Em 15 de Abril de 1941, enquanto mais de metade da Europa se debatia com uma guerra devastadora, as preocupações das autoridades municipais de Lisboa eram mais mundanas. Organizava-se então o concurso de Montras Iluminadas, segundo dava conta a revista “Mundo Gráfico”, numa altura em que duzentos estabelecimentos comerciais já dispunham «dos mais modernos preceitos de uma boa iluminação», testemunhando a «forma inteligente por que o comércio lisboeta (…) tem conseguido a iluminação racional dos nossos estabelecimentos». Os letreiros de néon triunfavam na noite da capital, marcando uma época.

Em 2014, a designer Rita Múrias iniciou o levantamento fotográfico das fachadas lisboetas, procurando as marcas da diversidade tipográfica que, durante o século XX, assinalaram o engenho de lojistas e arquitectos em letreiros das mais diversas tipologias – das letras de ferro forjado às fachadas pintadas, incluindo o vidro e a madeira pintada, bem como o emblemático néon. Com amargura crescente, apercebeu-se de um processo de extinção acelerado: “Fotografei o letreiro do Centro Comercial Palladium na Avenida da Liberdade e, duas semanas depois, passei por lá e ele já não existia. Esse padrão repetia-se semanalmente”, conta. Como todas as boas ideias, decidiu num impulso que a mera documentação fotográfica não chegaria. Estava em curso uma revolução na reabilitação urbana da cidade que levaria, como um deslizamento de terras, tudo à sua passagem.

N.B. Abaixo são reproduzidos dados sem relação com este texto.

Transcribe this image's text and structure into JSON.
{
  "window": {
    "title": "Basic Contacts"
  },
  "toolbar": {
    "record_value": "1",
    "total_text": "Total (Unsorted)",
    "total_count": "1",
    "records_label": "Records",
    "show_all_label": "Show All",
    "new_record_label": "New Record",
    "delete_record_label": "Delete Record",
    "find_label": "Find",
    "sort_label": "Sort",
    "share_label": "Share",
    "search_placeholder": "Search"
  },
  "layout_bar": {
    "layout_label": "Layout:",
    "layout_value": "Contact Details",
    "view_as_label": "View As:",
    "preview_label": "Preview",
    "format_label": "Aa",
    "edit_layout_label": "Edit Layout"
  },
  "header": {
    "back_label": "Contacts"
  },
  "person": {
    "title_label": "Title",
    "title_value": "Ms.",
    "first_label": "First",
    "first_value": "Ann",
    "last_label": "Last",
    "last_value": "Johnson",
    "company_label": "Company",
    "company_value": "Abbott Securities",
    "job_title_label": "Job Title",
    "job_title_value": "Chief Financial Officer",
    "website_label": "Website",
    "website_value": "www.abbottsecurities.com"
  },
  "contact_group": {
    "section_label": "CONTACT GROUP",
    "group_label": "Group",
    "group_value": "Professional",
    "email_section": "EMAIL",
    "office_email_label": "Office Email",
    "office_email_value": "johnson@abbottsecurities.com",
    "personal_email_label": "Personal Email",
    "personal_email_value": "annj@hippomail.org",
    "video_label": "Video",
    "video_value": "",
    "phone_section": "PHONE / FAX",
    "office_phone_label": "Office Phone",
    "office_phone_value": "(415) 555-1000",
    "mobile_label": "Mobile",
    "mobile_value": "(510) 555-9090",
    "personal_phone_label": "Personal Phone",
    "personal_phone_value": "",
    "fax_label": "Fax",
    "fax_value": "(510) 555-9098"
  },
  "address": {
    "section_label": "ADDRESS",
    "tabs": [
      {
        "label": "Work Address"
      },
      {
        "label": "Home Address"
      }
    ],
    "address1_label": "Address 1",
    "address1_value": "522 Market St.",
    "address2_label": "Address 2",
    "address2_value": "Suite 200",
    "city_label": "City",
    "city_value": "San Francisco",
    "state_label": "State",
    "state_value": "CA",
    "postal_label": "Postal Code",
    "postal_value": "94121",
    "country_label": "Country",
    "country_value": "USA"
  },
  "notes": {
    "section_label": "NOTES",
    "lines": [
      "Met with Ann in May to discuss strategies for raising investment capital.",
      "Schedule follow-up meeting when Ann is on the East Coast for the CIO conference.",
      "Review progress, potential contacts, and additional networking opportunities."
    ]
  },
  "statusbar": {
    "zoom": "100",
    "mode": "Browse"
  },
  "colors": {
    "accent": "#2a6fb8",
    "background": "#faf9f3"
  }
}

Com o marido, Paulo Barata, igualmente designer, Rita Múrias iniciou os esforços de recolecção, procurando salvaguardar o que pudessem como despojos de uma era perdida. “A primeira aquisição aconteceu muito perto de nossa casa”, diz a designer. Havia uma sapataria com um letreiro lindo de ferro, produzido na década de 1940. O proprietário já o tinha removido porque não queria pagar mais taxas camarárias. A loja estava em decadência. Oferecemo-nos para ficar com o letreiro.” E nasceu a ideia de criar uma colecção.

O casal estabeleceu uma meta: tentaria recuperar pelo menos um letreiro por semana. Durante quatro meses, cumpriu o objectivo, persuadindo os lojistas a salvaguardar a memória e compreendendo uma verdade mais fundamental: as lojas integram-se no quotidiano dos bairros, fundem-se e tornam-se parte da identidade colectiva. “Perante a vaga de destruição natural que está a ocorrer em Lisboa, pareceu-nos digno tentar salvaguardar parte desse património”, diz Paulo Barata. Porque uma loja é muito mais do que um estabelecimento comercial, tal como um letreiro tem um significado mais transcendente do que um conjunto de metal, luzes e circuitos eléctricos. 

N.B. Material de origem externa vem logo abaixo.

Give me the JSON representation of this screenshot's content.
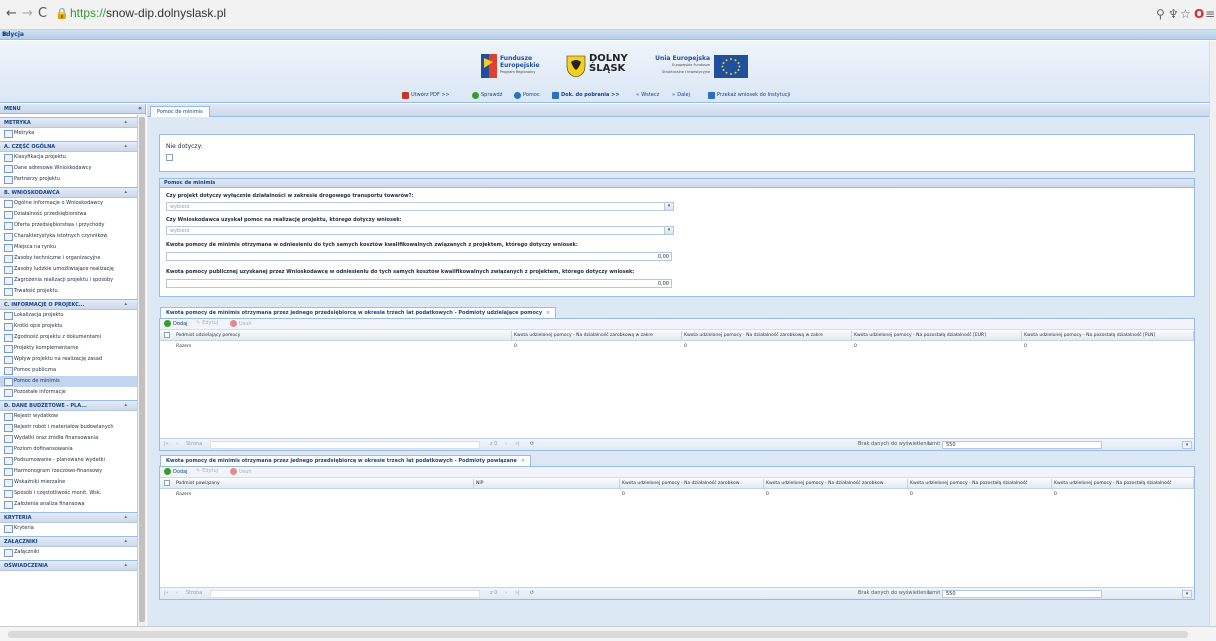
{
  "browser": {
    "url_protocol": "https://",
    "url_host": "snow-dip.dolnyslask.pl"
  },
  "window": {
    "title": "Edycja",
    "close_glyph": "×"
  },
  "header": {
    "logos": {
      "fe_line1": "Fundusze",
      "fe_line2": "Europejskie",
      "fe_line3": "Program Regionalny",
      "ds_line1": "DOLNY",
      "ds_line2": "ŚLĄSK",
      "ue_line1": "Unia Europejska",
      "ue_line2": "Europejskie Fundusze",
      "ue_line3": "Strukturalne i Inwestycyjne"
    },
    "toolbar": [
      {
        "label": "Utwórz PDF >>",
        "icon": "pdf-icon",
        "color": "#c0392b"
      },
      {
        "label": "Sprawdź",
        "icon": "check-icon",
        "color": "#3a9a2a"
      },
      {
        "label": "Pomoc",
        "icon": "help-icon",
        "color": "#2f6fc1"
      },
      {
        "label": "Dok. do pobrania >>",
        "icon": "download-icon",
        "color": "#2f6fc1"
      },
      {
        "label": "Wstecz",
        "icon": "back-icon",
        "color": "#2f6fc1"
      },
      {
        "label": "Dalej",
        "icon": "next-icon",
        "color": "#2f6fc1"
      },
      {
        "label": "Przekaż wniosek do Instytucji",
        "icon": "save-icon",
        "color": "#2f6fc1"
      }
    ]
  },
  "sidebar": {
    "title": "MENU",
    "sections": [
      {
        "title": "METRYKA",
        "items": [
          "Metryka"
        ]
      },
      {
        "title": "A. CZĘŚĆ OGÓLNA",
        "items": [
          "Klasyfikacja projektu",
          "Dane adresowe Wnioskodawcy",
          "Partnerzy projektu"
        ]
      },
      {
        "title": "B. WNIOSKODAWCA",
        "items": [
          "Ogólne informacje o Wnioskodawcy",
          "Działalność przedsiębiorstwa",
          "Oferta przedsiębiorstwa i przychody",
          "Charakterystyka istotnych czynników",
          "Miejsca na rynku",
          "Zasoby techniczne i organizacyjne",
          "Zasoby ludzkie umożliwiające realizację",
          "Zagrożenia realizacji projektu i sposoby",
          "Trwałość projektu"
        ]
      },
      {
        "title": "C. INFORMACJE O PROJEKC...",
        "items": [
          "Lokalizacja projektu",
          "Krótki opis projektu",
          "Zgodność projektu z dokumentami",
          "Projekty komplementarne",
          "Wpływ projektu na realizację zasad",
          "Pomoc publiczna",
          "Pomoc de minimis",
          "Pozostałe informacje"
        ]
      },
      {
        "title": "D. DANE BUDŻETOWE - PLA...",
        "items": [
          "Rejestr wydatków",
          "Rejestr robót i materiałów budowlanych",
          "Wydatki oraz źródła finansowania",
          "Poziom dofinansowania",
          "Podsumowanie - planowane wydatki",
          "Harmonogram rzeczowo-finansowy",
          "Wskaźniki mierzalne",
          "Sposób i częstotliwość monit. Wsk.",
          "Założenia analiza finansowa"
        ]
      },
      {
        "title": "KRYTERIA",
        "items": [
          "Kryteria"
        ]
      },
      {
        "title": "ZAŁĄCZNIKI",
        "items": [
          "Załączniki"
        ]
      },
      {
        "title": "OŚWIADCZENIA",
        "items": []
      }
    ],
    "selected_item": "Pomoc de minimis"
  },
  "main": {
    "tab_label": "Pomoc de minimis",
    "nie_dotyczy_label": "Nie dotyczy:",
    "deminimis_panel": {
      "title": "Pomoc de minimis",
      "q1": "Czy projekt dotyczy wyłącznie działalności w zakresie drogowego transportu towarów?:",
      "q1_placeholder": "wybierz",
      "q2": "Czy Wnioskodawca uzyskał pomoc na realizację projektu, którego dotyczy wniosek:",
      "q2_placeholder": "wybierz",
      "q3": "Kwota pomocy de minimis otrzymana w odniesieniu do tych samych kosztów kwalifikowalnych związanych z projektem, którego dotyczy wniosek:",
      "q3_value": "0,00",
      "q4": "Kwota pomocy publicznej uzyskanej przez Wnioskodawcę w odniesieniu do tych samych kosztów kwalifikowalnych związanych z projektem, którego dotyczy wniosek:",
      "q4_value": "0,00"
    },
    "grid1": {
      "tab": "Kwota pomocy de minimis otrzymana przez jednego przedsiębiorcę w okresie trzech lat podatkowych - Podmioty udzielające pomocy",
      "buttons": {
        "add": "Dodaj",
        "edit": "Edytuj",
        "delete": "Usuń"
      },
      "columns": [
        "Podmiot udzielający pomocy",
        "Kwota udzielonej pomocy - Na działalność zarobkową w zakre",
        "Kwota udzielonej pomocy - Na działalność zarobkową w zakre",
        "Kwota udzielonej pomocy - Na pozostałą działalność [EUR]",
        "Kwota udzielonej pomocy - Na pozostałą działalność [PLN]"
      ],
      "total_row": [
        "Razem",
        "0",
        "0",
        "0",
        "0"
      ],
      "pager": {
        "page_label": "Strona",
        "of_label": "z 0",
        "no_data": "Brak danych do wyświetlenia",
        "limit_label": "Limit",
        "limit_value": "550"
      }
    },
    "grid2": {
      "tab": "Kwota pomocy de minimis otrzymana przez jednego przedsiębiorcę w okresie trzech lat podatkowych - Podmioty powiązane",
      "buttons": {
        "add": "Dodaj",
        "edit": "Edytuj",
        "delete": "Usuń"
      },
      "columns": [
        "Podmiot powiązany",
        "NIP",
        "Kwota udzielonej pomocy - Na działalność zarobkow",
        "Kwota udzielonej pomocy - Na działalność zarobkow",
        "Kwota udzielonej pomocy - Na pozostałą działalność",
        "Kwota udzielonej pomocy - Na pozostałą działalność"
      ],
      "total_row": [
        "Razem",
        "",
        "0",
        "0",
        "0",
        "0"
      ],
      "pager": {
        "page_label": "Strona",
        "of_label": "z 0",
        "no_data": "Brak danych do wyświetlenia",
        "limit_label": "Limit",
        "limit_value": "550"
      }
    }
  }
}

Na exposição Cidade Gráfica, organizada pelo  programa MUDE Fora de Portas, em Lisboa, o casal mostrou parte dos letreiros já salvaguardados e testemunhou as reacções emocionais de alguns visitantes. “Algumas senhoras choraram quando viram letreiros de lojas que tinham frequentado na infância”, conta Rita Múrias. “Não são meras letras dispostas numa fachada que se desligam de manhã. Muitos destes letreiros desencadeiam nostalgia, memórias da infância, das pessoas com quem se frequentava cada espaço. As lojas desaparecem, mas essas memórias ficam.”

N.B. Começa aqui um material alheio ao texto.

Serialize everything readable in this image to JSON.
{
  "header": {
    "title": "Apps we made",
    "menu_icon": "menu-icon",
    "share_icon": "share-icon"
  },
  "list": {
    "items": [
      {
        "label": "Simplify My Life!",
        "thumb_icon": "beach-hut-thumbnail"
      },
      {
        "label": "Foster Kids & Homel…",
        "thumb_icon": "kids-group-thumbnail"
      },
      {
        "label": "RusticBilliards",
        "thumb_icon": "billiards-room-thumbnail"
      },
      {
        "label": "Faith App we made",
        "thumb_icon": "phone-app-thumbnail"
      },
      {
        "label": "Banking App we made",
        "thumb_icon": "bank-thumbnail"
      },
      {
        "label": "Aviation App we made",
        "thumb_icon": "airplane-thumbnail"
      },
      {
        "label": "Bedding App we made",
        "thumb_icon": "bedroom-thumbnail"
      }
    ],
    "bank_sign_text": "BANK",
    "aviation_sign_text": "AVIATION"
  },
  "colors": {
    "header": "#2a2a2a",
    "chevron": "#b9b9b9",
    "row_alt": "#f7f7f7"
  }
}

“A discussão com cada proprietário é quase como um namoro”, brinca Paulo Barata. “Há uma fase de conhecimento mútuo – nunca se consegue obter a cedência de um letreiro na primeira reunião. Só depois, quando o lojista percebe que o seu património, terá uma segunda vida digna é que baixa as defesas e cede aquilo que acarinhou durante muitos anos.” Na fase corrente, com a renovação brutal que a capital está a promover, muitos letreiros acabam por ser cedidos num momento dramático da vida das lojas: “Alguns letreiros são cedidos porque a loja vai fechar”, acrescenta Rita Múrias. “E é uma sensação agridoce: estamos satisfeitos porque preservamos um fragmento de história mas o lojista está desolado porque o seu negócio vai fechar. Para ele, é o fim de um projecto; para nós, é o início de outro.”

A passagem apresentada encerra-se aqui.